While most organizations hosting a contest are doing so purely for their own benefit, there are some magazines and businesses out there that conduct contests for the benefit of the photographer. Finding those organizations is actually quite easy. What are your peers doing? What names seem to pop up in the industry more often than others? Do your peers showcase certain winnings in their portfolios, and if so, who hosted those competitions? If you’ve never heard of the organization hosting the competition or if it’s not an industry-wide accolade, be cautious and continue on by reading the fine print.
Once you make it past the hoopla that first interested you in the competition, READ THE FINE PRINT! Many ask for a small fee as either an entry cost or a per image fee. While this usually raises the first red flag towards the validity of a competition, even some photographer-friendly contests need to raise prize money some how. Regardless, you still need to ask yourself if it is a wise investment.
Next, check out the licensing rights awarded to the host of the competition.
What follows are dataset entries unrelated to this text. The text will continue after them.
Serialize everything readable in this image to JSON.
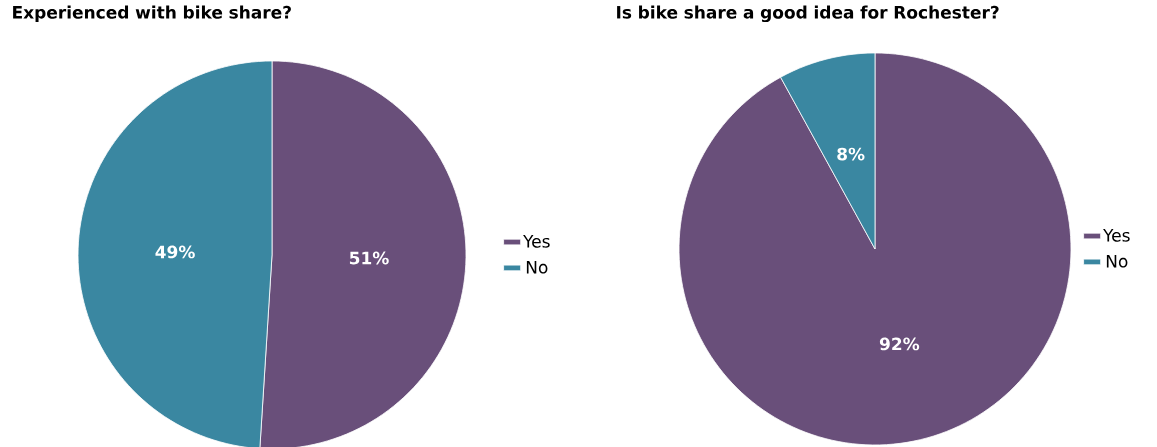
{
  "chart_data": [
    {
      "type": "pie",
      "title": "Experienced with bike share?",
      "categories": [
        "Yes",
        "No"
      ],
      "values": [
        51,
        49
      ],
      "colors": [
        "#694f7a",
        "#3a87a1"
      ],
      "value_labels": [
        "51%",
        "49%"
      ],
      "legend": "right"
    },
    {
      "type": "pie",
      "title": "Is bike share a good idea for Rochester?",
      "categories": [
        "Yes",
        "No"
      ],
      "values": [
        92,
        8
      ],
      "colors": [
        "#694f7a",
        "#3a87a1"
      ],
      "value_labels": [
        "92%",
        "8%"
      ],
      "legend": "right"
    }
  ]
}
You heard me right…awarded to them! Suppose you win $500 from this competition, but the host of the event retains the rights to use your image for whatever they want. Realistically, you’ve just won a business bid for the lowest price of an image aimed at a corporation’s marketing effort. Instead of receiving $500 for the use of your image, you could have made thousands through licensing. And if it cost you to enter the competition, you’ve just earned a lot less.
Another drawback to winning a competition is the diminishing value of your photography. Unless the accolades of winning the competition will improve your business, reputation, or even your well being, the results of winning will end up in one of your finest images being used over and over to the point of it being worthless to others.
There’s no question that winning a photography competition boosts one’s ego and self worth. For that, they have a special place in the photography industry for those savvy enough to enter the right ones. But remember, competitions are judged by individuals with a preference towards certain styles. If you submit a spectacular image that just doesn’t suit their style, you’re not going to win. This may very well have an adverse effect on a blossoming young photographer.
Besides all of the reasons listed above, I’ve learned over the years that the real competitions are held each and every day with each and every client. If an image is sold, I won. I’ve learned that I don’t need a panel of judges to tell me whether I am a good photographer or not.
Entering a competition is a bigger decision than one might think, both emotionally and financially. So no matter what you do, read the fine print and be very, very careful!